Aconteceu com “o cara” e agora com “a cara” Dilma no site da Casa Branca: nenhuma foto de Obama com ela, só com os premiês de Israel, Japão e Inglaterra, e com o presidente da França, Nicolas Sarkozy. 

CORPO MOLE 
O governador Eduardo Campos ganhou do ministro Orlando Silva por w.o.. Enquanto o pernambucano varava noites articulando a vitória da mãe para a vaga no TCU, o ministro do Esporte, filiado ao PCdoB, não movia uma única palha para ajudar o correligionário Aldo Rebelo (SP).

NE ME QUITTE PAS 
Recomeçou na imprensa francesa a novela Rafale, que o Brasil não pode comprar por “falta de dinheiro”. Um jornal jura que Dilma garantiu a Sarkozy em Nova York que, saindo da pendura, comprará os caças. 

MÃO DE VACHE 
Apoiados pela CUT, funcionários brasileiros do consulado-geral da França em São Paulo ameaçam parar, semana que vem, se o embaixador não acenar com reposição salarial e outros benefícios.

UNIDOS POR JK 
A sessão privê do documentário JK no exílio uniu o presidente (ex-vice-governador Paulo Octavio) e vice (governador Agnelo Queiroz) da comissão do Congresso que investigou a morte do ex-presidente.

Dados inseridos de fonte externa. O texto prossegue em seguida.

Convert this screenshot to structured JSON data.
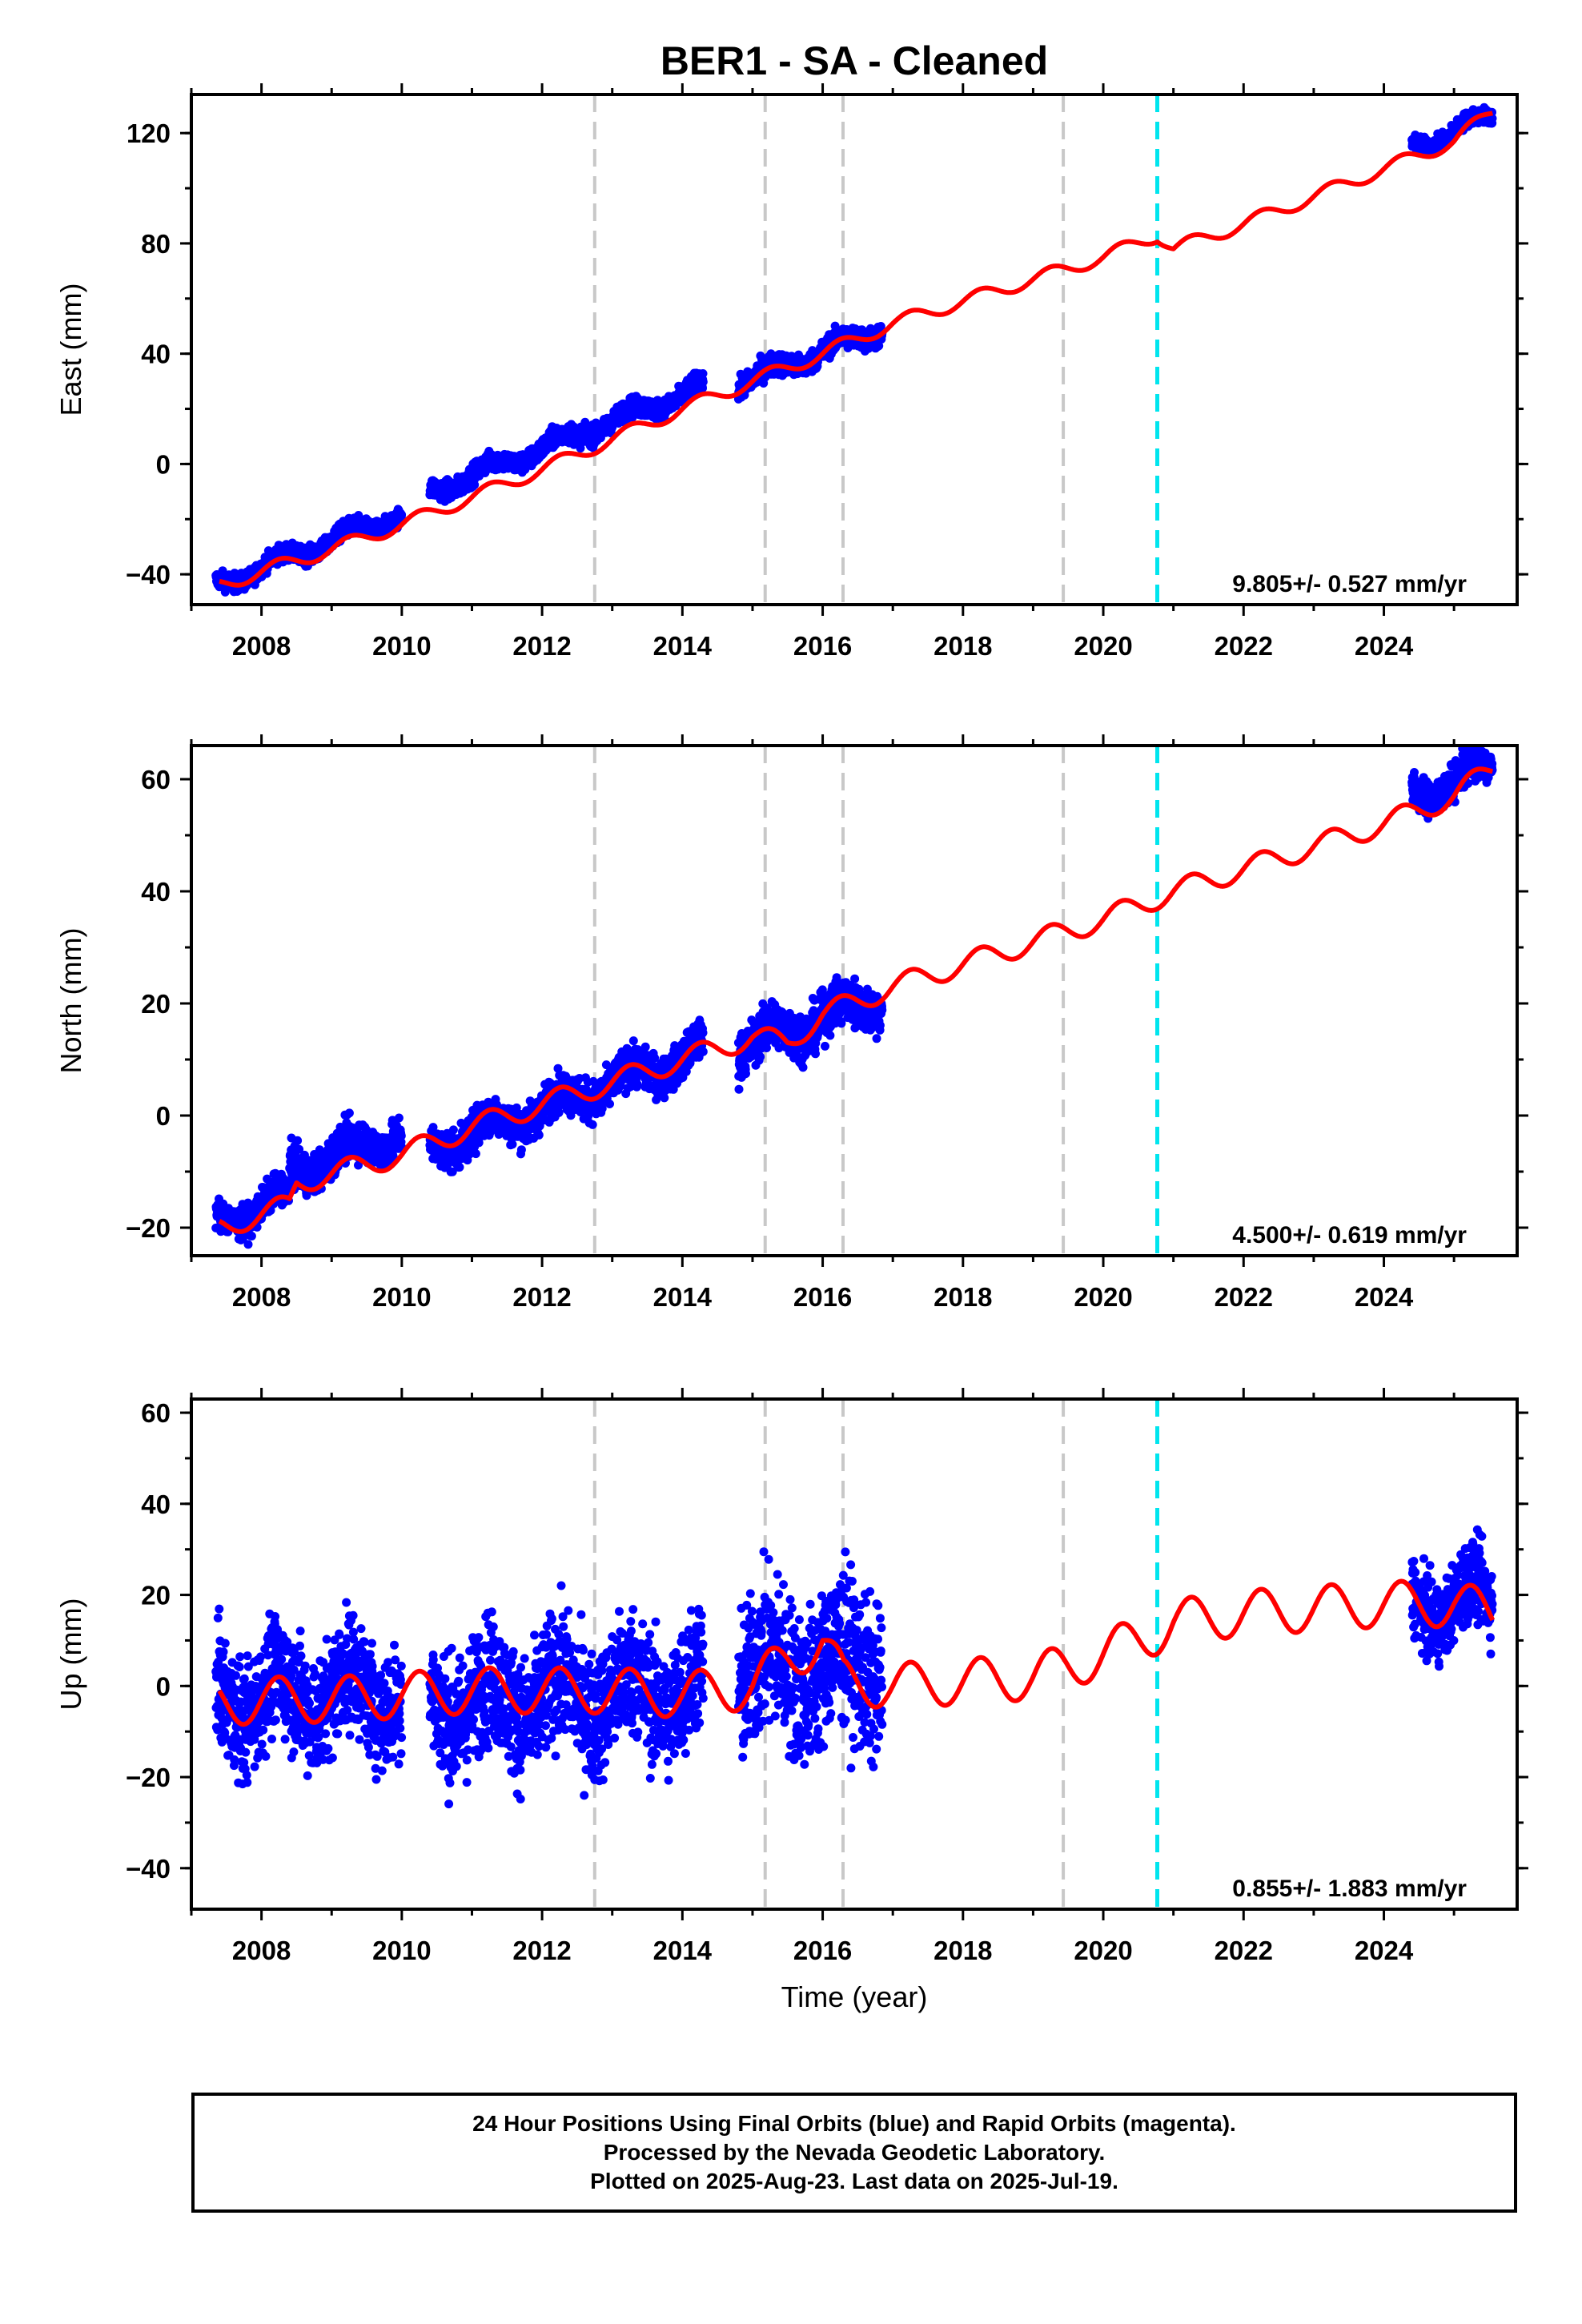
{
  "title": "BER1  - SA - Cleaned",
  "xlabel": "Time (year)",
  "colors": {
    "points": "#0000ff",
    "model": "#ff0000",
    "equipment_change": "#c8c8c8",
    "earthquake": "#00e5ee",
    "frame": "#000000"
  },
  "footer": {
    "line1": "24 Hour Positions Using Final Orbits (blue) and Rapid Orbits (magenta).",
    "line2": "Processed by the Nevada Geodetic Laboratory.",
    "line3": "Plotted on 2025-Aug-23. Last data on 2025-Jul-19."
  },
  "chart_data": [
    {
      "type": "scatter",
      "panel": "east",
      "ylabel": "East (mm)",
      "xlim": [
        2007.0,
        2025.9
      ],
      "ylim": [
        -51,
        134
      ],
      "xticks": [
        2008,
        2010,
        2012,
        2014,
        2016,
        2018,
        2020,
        2022,
        2024
      ],
      "yticks": [
        -40,
        0,
        40,
        80,
        120
      ],
      "velocity_label": "9.805+/- 0.527 mm/yr",
      "gray_dashed_x": [
        2012.75,
        2015.18,
        2016.29,
        2019.43
      ],
      "cyan_dashed_x": [
        2020.77
      ],
      "data_segments": [
        {
          "start": 2007.35,
          "end": 2010.0,
          "rate": 9.8,
          "start_y": -44,
          "noise": 2.2
        },
        {
          "start": 2010.4,
          "end": 2014.3,
          "rate": 9.8,
          "start_y": -10,
          "noise": 2.5
        },
        {
          "start": 2014.8,
          "end": 2016.85,
          "rate": 9.8,
          "start_y": 29,
          "noise": 2.8
        },
        {
          "start": 2024.4,
          "end": 2025.55,
          "rate": 9.8,
          "start_y": 115,
          "noise": 2.0
        }
      ],
      "model": {
        "name": "model",
        "knots_x": [
          2007.4,
          2008.0,
          2009.0,
          2010.0,
          2011.0,
          2012.0,
          2013.0,
          2014.0,
          2015.0,
          2016.0,
          2017.0,
          2018.0,
          2019.0,
          2019.5,
          2020.0,
          2020.77,
          2021.0,
          2022.0,
          2023.0,
          2024.0,
          2025.0,
          2025.55
        ],
        "knots_y": [
          -44,
          -39,
          -31,
          -22,
          -12,
          -2,
          9,
          20,
          30,
          40,
          51,
          59,
          67,
          71,
          75,
          83,
          78,
          87,
          97,
          107,
          117,
          128
        ],
        "seasonal_amp": 2.5
      }
    },
    {
      "type": "scatter",
      "panel": "north",
      "ylabel": "North (mm)",
      "xlim": [
        2007.0,
        2025.9
      ],
      "ylim": [
        -25,
        66
      ],
      "xticks": [
        2008,
        2010,
        2012,
        2014,
        2016,
        2018,
        2020,
        2022,
        2024
      ],
      "yticks": [
        -20,
        0,
        20,
        40,
        60
      ],
      "velocity_label": "4.500+/- 0.619 mm/yr",
      "gray_dashed_x": [
        2012.75,
        2015.18,
        2016.29,
        2019.43
      ],
      "cyan_dashed_x": [
        2020.77
      ],
      "data_segments": [
        {
          "start": 2007.35,
          "end": 2008.4,
          "rate": 4.5,
          "start_y": -19,
          "noise": 2.0
        },
        {
          "start": 2008.4,
          "end": 2010.0,
          "rate": 4.5,
          "start_y": -10,
          "noise": 2.5
        },
        {
          "start": 2010.4,
          "end": 2014.3,
          "rate": 4.5,
          "start_y": -6,
          "noise": 2.5
        },
        {
          "start": 2014.8,
          "end": 2016.85,
          "rate": 4.5,
          "start_y": 12,
          "noise": 3.0
        },
        {
          "start": 2024.4,
          "end": 2025.55,
          "rate": 4.5,
          "start_y": 57,
          "noise": 2.2
        }
      ],
      "model": {
        "name": "model",
        "knots_x": [
          2007.4,
          2008.4,
          2008.5,
          2010.0,
          2011.0,
          2012.0,
          2013.0,
          2014.0,
          2015.0,
          2015.5,
          2016.0,
          2017.0,
          2018.0,
          2019.0,
          2020.0,
          2021.0,
          2022.0,
          2023.0,
          2024.0,
          2025.0,
          2025.55
        ],
        "knots_y": [
          -20,
          -16,
          -12,
          -7,
          -2,
          2,
          6,
          10,
          14,
          13,
          18,
          23,
          27,
          31,
          35,
          40,
          44,
          48,
          52,
          57,
          62
        ],
        "seasonal_amp": 2.0
      }
    },
    {
      "type": "scatter",
      "panel": "up",
      "ylabel": "Up (mm)",
      "xlim": [
        2007.0,
        2025.9
      ],
      "ylim": [
        -49,
        63
      ],
      "xticks": [
        2008,
        2010,
        2012,
        2014,
        2016,
        2018,
        2020,
        2022,
        2024
      ],
      "yticks": [
        -40,
        -20,
        0,
        20,
        40,
        60
      ],
      "velocity_label": "0.855+/- 1.883 mm/yr",
      "gray_dashed_x": [
        2012.75,
        2015.18,
        2016.29,
        2019.43
      ],
      "cyan_dashed_x": [
        2020.77
      ],
      "data_segments": [
        {
          "start": 2007.35,
          "end": 2010.0,
          "rate": 0.8,
          "start_y": -3,
          "noise": 9.0
        },
        {
          "start": 2010.4,
          "end": 2014.3,
          "rate": 0.8,
          "start_y": -4,
          "noise": 10.0
        },
        {
          "start": 2014.8,
          "end": 2016.85,
          "rate": 0.8,
          "start_y": 3,
          "noise": 12.0
        },
        {
          "start": 2024.4,
          "end": 2025.55,
          "rate": 0.8,
          "start_y": 18,
          "noise": 6.0
        }
      ],
      "model": {
        "name": "model",
        "knots_x": [
          2007.4,
          2008.0,
          2009.0,
          2010.0,
          2011.0,
          2012.0,
          2013.0,
          2014.0,
          2015.0,
          2015.5,
          2016.0,
          2016.3,
          2017.0,
          2018.0,
          2019.0,
          2019.43,
          2020.0,
          2020.77,
          2021.0,
          2022.0,
          2023.0,
          2024.0,
          2025.0,
          2025.55
        ],
        "knots_y": [
          -4,
          -3,
          -3,
          -2,
          -1,
          -1,
          -1,
          -2,
          0,
          6,
          10,
          1,
          0,
          1,
          2,
          4,
          7,
          12,
          14,
          16,
          17,
          18,
          18,
          16
        ],
        "seasonal_amp": 5.0
      }
    }
  ]
}
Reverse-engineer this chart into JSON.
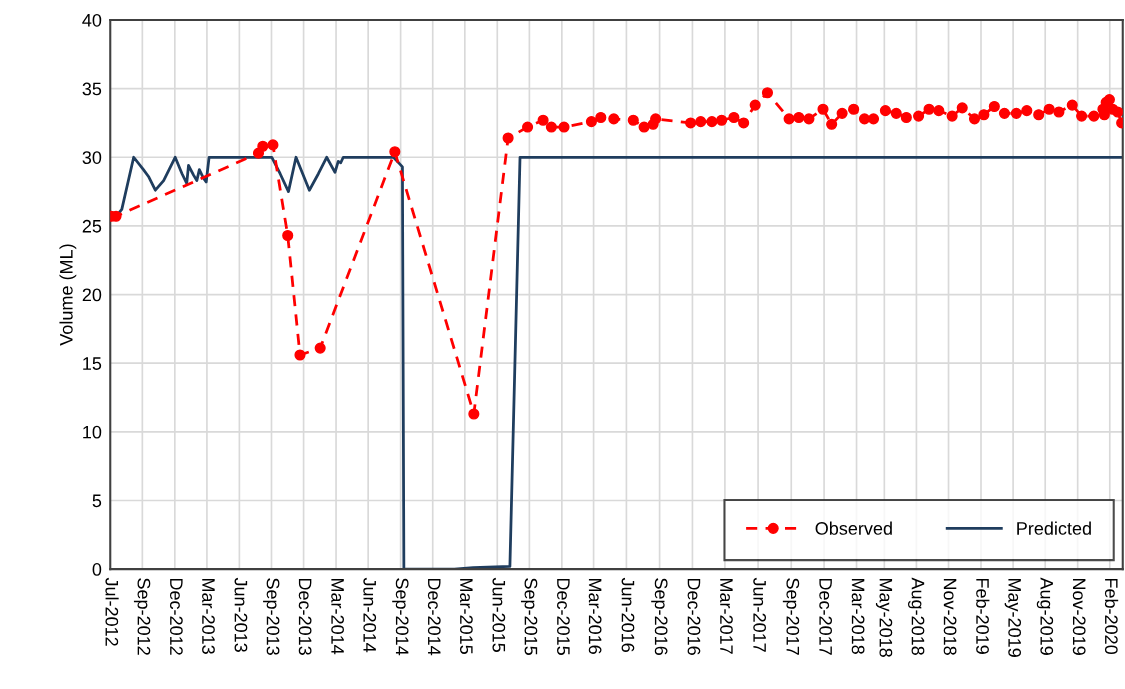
{
  "chart_data": {
    "type": "line",
    "ylabel": "Volume (ML)",
    "xlim": [
      "2012-07-01",
      "2020-03-08"
    ],
    "xticks": [
      {
        "value": "2012-07-01",
        "label": "Jul-2012"
      },
      {
        "value": "2012-09-28",
        "label": "Sep-2012"
      },
      {
        "value": "2012-12-27",
        "label": "Dec-2012"
      },
      {
        "value": "2013-03-26",
        "label": "Mar-2013"
      },
      {
        "value": "2013-06-24",
        "label": "Jun-2013"
      },
      {
        "value": "2013-09-21",
        "label": "Sep-2013"
      },
      {
        "value": "2013-12-19",
        "label": "Dec-2013"
      },
      {
        "value": "2014-03-19",
        "label": "Mar-2014"
      },
      {
        "value": "2014-06-16",
        "label": "Jun-2014"
      },
      {
        "value": "2014-09-14",
        "label": "Sep-2014"
      },
      {
        "value": "2014-12-12",
        "label": "Dec-2014"
      },
      {
        "value": "2015-03-11",
        "label": "Mar-2015"
      },
      {
        "value": "2015-06-09",
        "label": "Jun-2015"
      },
      {
        "value": "2015-09-06",
        "label": "Sep-2015"
      },
      {
        "value": "2015-12-05",
        "label": "Dec-2015"
      },
      {
        "value": "2016-03-02",
        "label": "Mar-2016"
      },
      {
        "value": "2016-06-01",
        "label": "Jun-2016"
      },
      {
        "value": "2016-09-01",
        "label": "Sep-2016"
      },
      {
        "value": "2016-12-01",
        "label": "Dec-2016"
      },
      {
        "value": "2017-03-01",
        "label": "Mar-2017"
      },
      {
        "value": "2017-06-01",
        "label": "Jun-2017"
      },
      {
        "value": "2017-09-01",
        "label": "Sep-2017"
      },
      {
        "value": "2017-12-01",
        "label": "Dec-2017"
      },
      {
        "value": "2018-03-01",
        "label": "Mar-2018"
      },
      {
        "value": "2018-05-17",
        "label": "May-2018"
      },
      {
        "value": "2018-08-14",
        "label": "Aug-2018"
      },
      {
        "value": "2018-11-11",
        "label": "Nov-2018"
      },
      {
        "value": "2019-02-09",
        "label": "Feb-2019"
      },
      {
        "value": "2019-05-09",
        "label": "May-2019"
      },
      {
        "value": "2019-08-06",
        "label": "Aug-2019"
      },
      {
        "value": "2019-11-04",
        "label": "Nov-2019"
      },
      {
        "value": "2020-02-01",
        "label": "Feb-2020"
      }
    ],
    "ylim": [
      0,
      40
    ],
    "yticks": [
      0,
      5,
      10,
      15,
      20,
      25,
      30,
      35,
      40
    ],
    "grid": true,
    "legend": "bottom right",
    "series": [
      {
        "name": "Observed",
        "color": "#ff0000",
        "marker": "circle",
        "line_style": "dashed",
        "x": [
          "2012-07-04",
          "2012-07-17",
          "2013-08-16",
          "2013-08-28",
          "2013-09-25",
          "2013-11-05",
          "2013-12-09",
          "2014-02-03",
          "2014-08-29",
          "2015-04-05",
          "2015-07-09",
          "2015-09-01",
          "2015-10-14",
          "2015-11-06",
          "2015-12-11",
          "2016-02-25",
          "2016-03-22",
          "2016-04-27",
          "2016-06-20",
          "2016-07-20",
          "2016-08-14",
          "2016-08-21",
          "2016-11-26",
          "2016-12-24",
          "2017-01-24",
          "2017-02-20",
          "2017-03-26",
          "2017-04-22",
          "2017-05-24",
          "2017-06-27",
          "2017-08-26",
          "2017-09-22",
          "2017-10-20",
          "2017-11-28",
          "2017-12-22",
          "2018-01-20",
          "2018-02-21",
          "2018-03-23",
          "2018-04-17",
          "2018-05-20",
          "2018-06-19",
          "2018-07-17",
          "2018-08-20",
          "2018-09-18",
          "2018-10-15",
          "2018-11-21",
          "2018-12-19",
          "2019-01-22",
          "2019-02-17",
          "2019-03-18",
          "2019-04-15",
          "2019-05-18",
          "2019-06-16",
          "2019-07-19",
          "2019-08-17",
          "2019-09-13",
          "2019-10-20",
          "2019-11-15",
          "2019-12-19",
          "2020-01-13",
          "2020-01-17",
          "2020-01-22",
          "2020-01-31",
          "2020-02-09",
          "2020-02-23",
          "2020-03-05"
        ],
        "values": [
          25.7,
          25.7,
          30.3,
          30.8,
          30.9,
          24.3,
          15.6,
          16.1,
          30.4,
          11.3,
          31.4,
          32.2,
          32.7,
          32.2,
          32.2,
          32.6,
          32.9,
          32.8,
          32.7,
          32.2,
          32.4,
          32.8,
          32.5,
          32.6,
          32.6,
          32.7,
          32.9,
          32.5,
          33.8,
          34.7,
          32.8,
          32.9,
          32.8,
          33.5,
          32.4,
          33.2,
          33.5,
          32.8,
          32.8,
          33.4,
          33.2,
          32.9,
          33.0,
          33.5,
          33.4,
          33.0,
          33.6,
          32.8,
          33.1,
          33.7,
          33.2,
          33.2,
          33.4,
          33.1,
          33.5,
          33.3,
          33.8,
          33.0,
          33.0,
          33.5,
          33.1,
          34.0,
          34.2,
          33.5,
          33.3,
          32.5
        ]
      },
      {
        "name": "Predicted",
        "color": "#1f3d5e",
        "marker": "none",
        "line_style": "solid",
        "x": [
          "2012-07-20",
          "2012-08-02",
          "2012-09-04",
          "2012-10-01",
          "2012-10-15",
          "2012-11-03",
          "2012-11-26",
          "2012-12-28",
          "2013-01-16",
          "2013-01-29",
          "2013-02-03",
          "2013-02-17",
          "2013-02-26",
          "2013-03-05",
          "2013-03-16",
          "2013-03-24",
          "2013-04-01",
          "2013-09-22",
          "2013-10-15",
          "2013-11-07",
          "2013-11-28",
          "2014-01-04",
          "2014-01-29",
          "2014-02-21",
          "2014-03-16",
          "2014-03-25",
          "2014-04-01",
          "2014-04-08",
          "2014-08-25",
          "2014-09-12",
          "2014-09-19",
          "2014-09-23",
          "2015-02-10",
          "2015-04-03",
          "2015-07-14",
          "2015-08-11",
          "2020-03-08"
        ],
        "values": [
          25.8,
          26.2,
          30.0,
          29.1,
          28.6,
          27.6,
          28.3,
          30.0,
          28.8,
          28.1,
          29.4,
          28.7,
          28.3,
          29.1,
          28.5,
          28.2,
          30.0,
          30.0,
          28.8,
          27.5,
          30.0,
          27.6,
          28.8,
          30.0,
          28.9,
          29.7,
          29.6,
          30.0,
          30.0,
          29.5,
          29.3,
          0,
          0,
          0.1,
          0.2,
          30.0,
          30.0
        ]
      }
    ]
  }
}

Sentaram-se lado a lado. P.O. é casado com Ana Christina, neta de JK.

JOGO SUJO NÃO DÁ... 
Miguel Lucena pediu no dia 14 demissão da presidência da Codeplan, estatal de planejamento do governo do DF, após contrariar interesses e fazer faxina moral. Alegou não se habituar “ao jogo sujo da política”.

...E HÁ INTERESSADOS 
Estão cotados para presidir a Codeplan Marcelo Aguiar, ligado ao senador Cristovam Buarque (PDT), que negocia sua reaproximação com o governo petista, e a ex-vice-governadora Ivelise Longhi (PMDB).

PERGUNTA NA CICLOVIA 
Ontem foi o Dia Mundial Sem Carro. Quando será o Dia Nacional Sem Imposto? 

PODER SEM PUDOR
EDITANDO O DIÁRIO OFICIAL 
Político folclórico do Rio Grande do Norte, o major Teodorico Bezerra não poupava esforços quando queria ajudar Santa Cruz, município de sua base eleitoral. Ao saber que a vizinha Nova Cruz ganharia agência dos Correios, foi à editora do Diário Oficial e teria mandado trocar Nova por Santa, na ordem do serviço. Santa Cruz ficou com o posto da ECT. Questionado anos mais tarde, Teodorico desconversou:
– Sou um homem de 75 anos, de modo que só lembro do que aconteceu de seis horas da manhã para cá...

SEXTA NOS JORNAIS


Globo: BC muda estratégia mas não impede alta do dólar

Folha: BC intervém para segurar o dólar

- Estadão: Deputado revela venda de emendas na Assembleia

Correio: Até queijo tem imóvel funcional em Brasília

Valor: Dívidas soberanas colocam zona do euro perto de uma crise bancária

Estado de Minas: A disparada do dólar - Indomável e vai sobrar para você!